Coinbase vs. ホワイトハウス

CLARITY法案をめぐる対立が激化し、業界の分断と将来の厳格な規制の可能性が浮上している。

Coinbase vs. ホワイトハウス

CLARITY法案をめぐる緊張は、ますます高まっている。これまで水面下で続いていたCoinbaseWhite Houseの対立は、ついに公の場へと広がった。

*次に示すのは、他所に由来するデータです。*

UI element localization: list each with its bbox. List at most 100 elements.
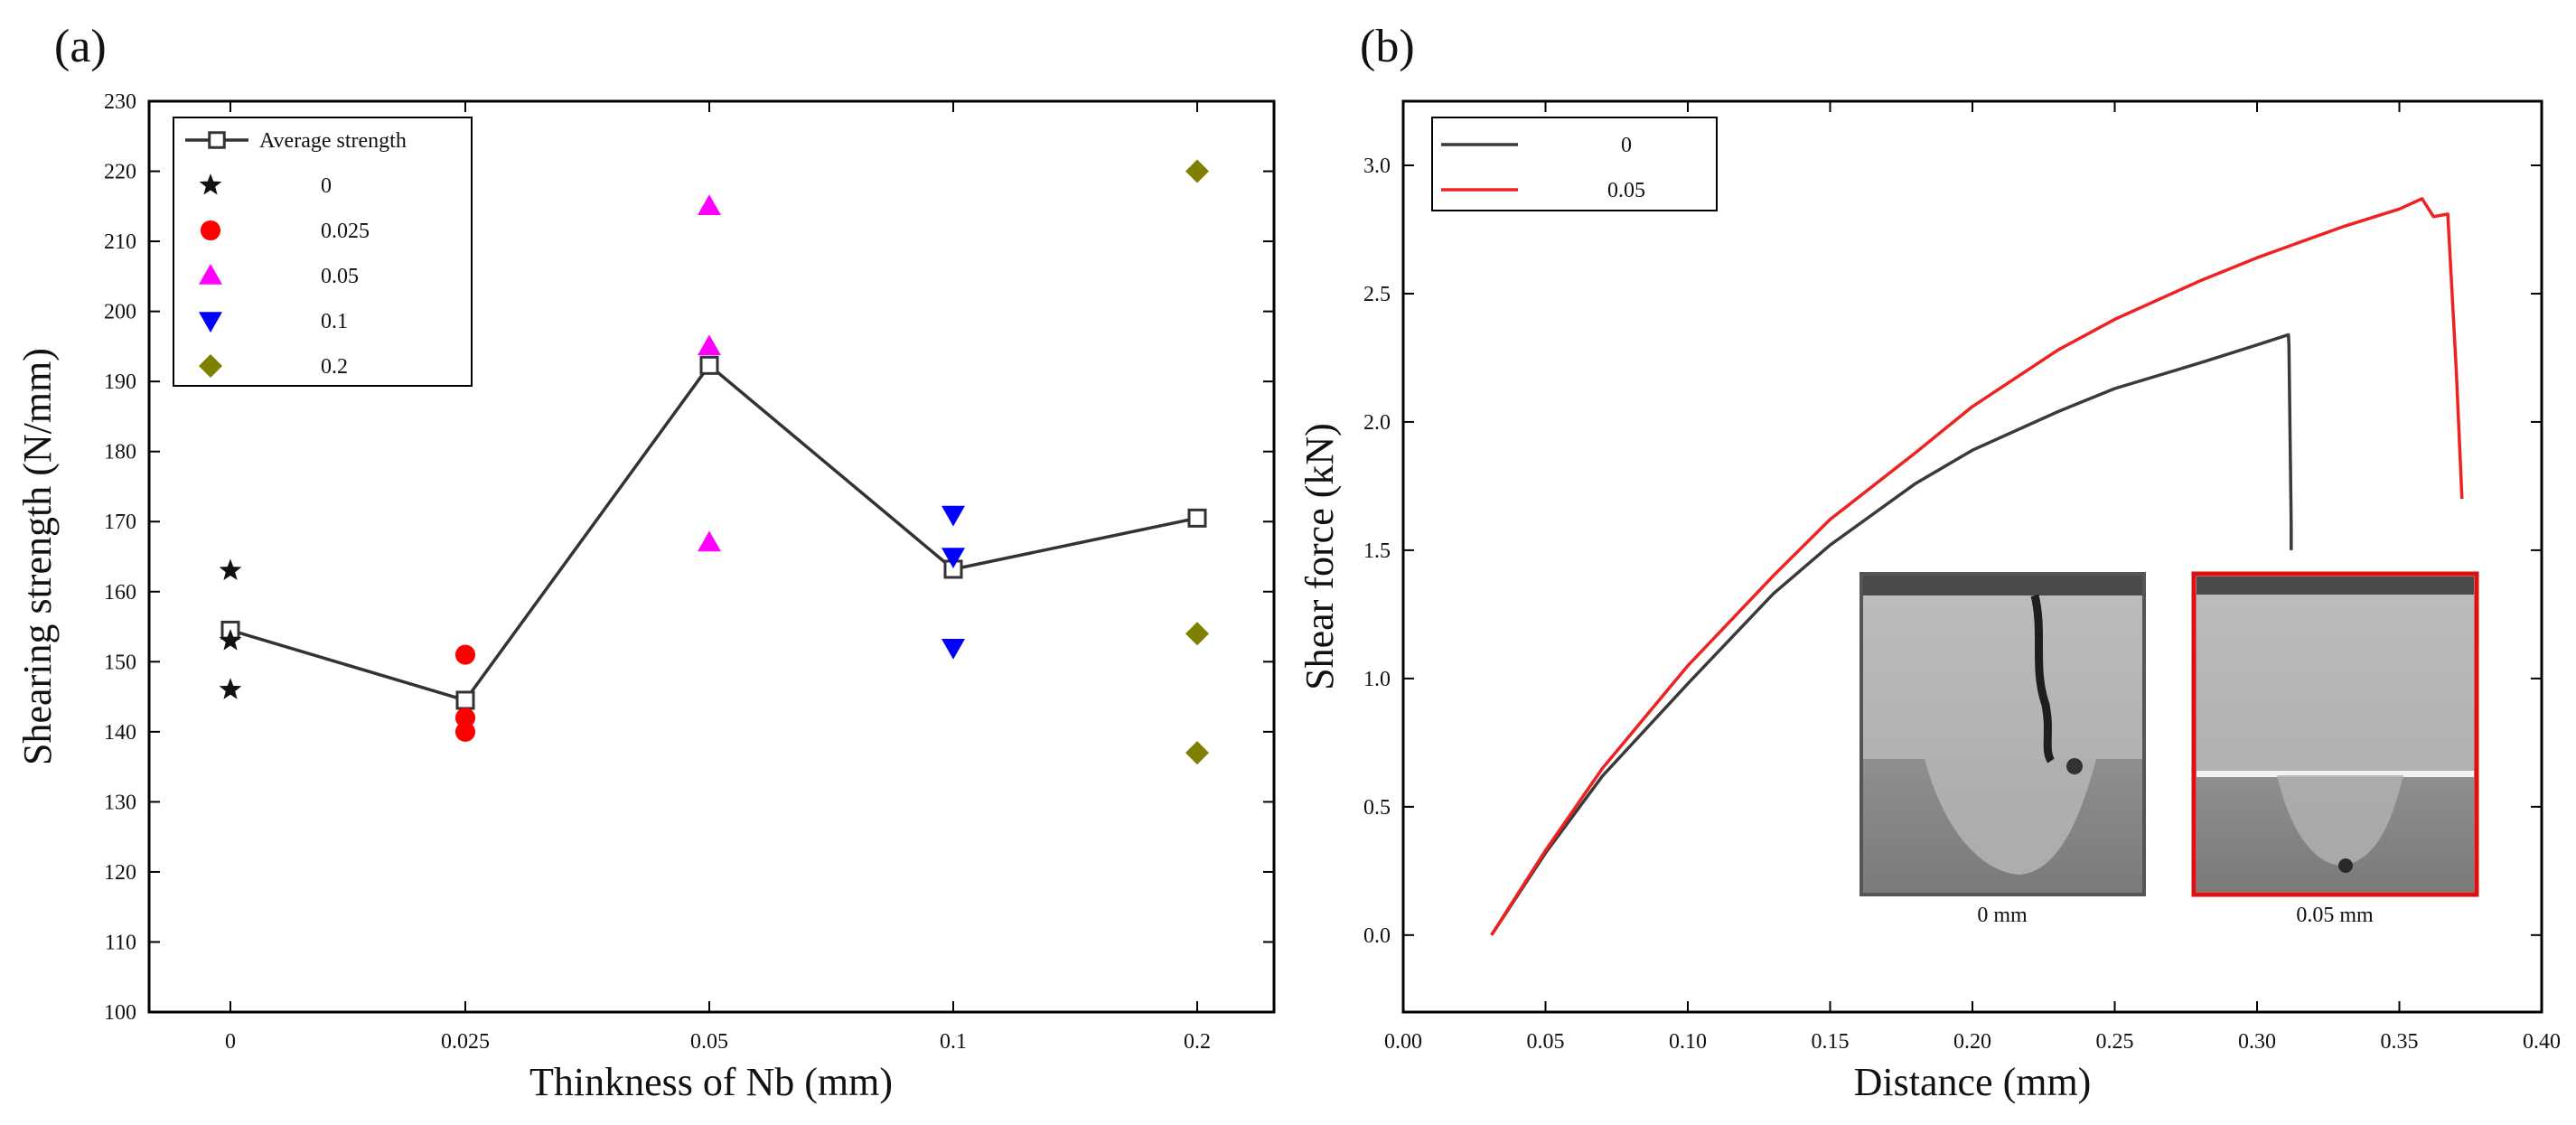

大統領デジタル資産評議会に関係するPatrick Wittは最近の発言で、将来の民主党政権が現行の法案よりもはるかに厳しい暗号資産規制を導入する可能性があると警告した。さらに、Coinbaseが法案を阻止すれば、将来の規制がどれほど厳しいものになるかを身をもって知ることになるだろうと示唆した。

これは、これまでCoinbaseによるステーブルコイン規制への反対を軽視してきたホワイトハウスの従来の姿勢からの明確な変化といえる。

一方でCoinbase自身も、この対立の存在を認めている。同社のDavid Duongは、業界がステーブルコインからの収益機会を守るための共同対案を準備していると明らかにした。

しかし、Coinbaseの動きを支持しない声もある。批判派は、同社のCEOが業界全体の代弁者のように振る舞い、市場にとって重要な解決策を妨げていると指摘している。

この対立はステーブルコインにとどまらない。法案には、DeFi開発者の保護や暗号資産に対する二重課税といった問題も含まれている。Jake Chervinskyは、現行の条文が開発者の保護を弱め、DeFi分野全体の存続を脅かす可能性があると警告した。

一方、上院議員のCynthia Lummisは、開発者保護を強化する修正案に対して超党派の支持があると述べている。

さらに、法律専門家からも懸念が示されている。新たな提案ではステーブルコインの送金に対する税制優遇が含まれているが、Bitcoinは対象外となっている。また、ステーキングに関する二重課税の問題は一部改善されたものの、ビットコインのマイニングは考慮されていない。この点についてBitcoin Policy Instituteは「後退である」と批判した。

こうした対立が続く中でも、Coinbaseは主要な争点が今後3週間以内に解決されることに期待を寄せている。もし合意に達すれば、上院での審議は4月後半に開始され、スケジュール次第では5月初旬にも法案が成立する可能性がある。

なお、業界のすべての専門家が法案を批判しているわけではない。Brad Garlinghouseは、Fox Businessのインタビューで、現行のCLARITY法案は規制が全く存在しない状態よりも望ましいと評価した。完璧ではないとしながらも、将来的に規制当局による過度な介入を抑制する可能性があると指摘している。これは業界が、Gary Gensler在任中のU.S. Securities and Exchange Commissionで起きたと主張する事例を踏まえたものだ。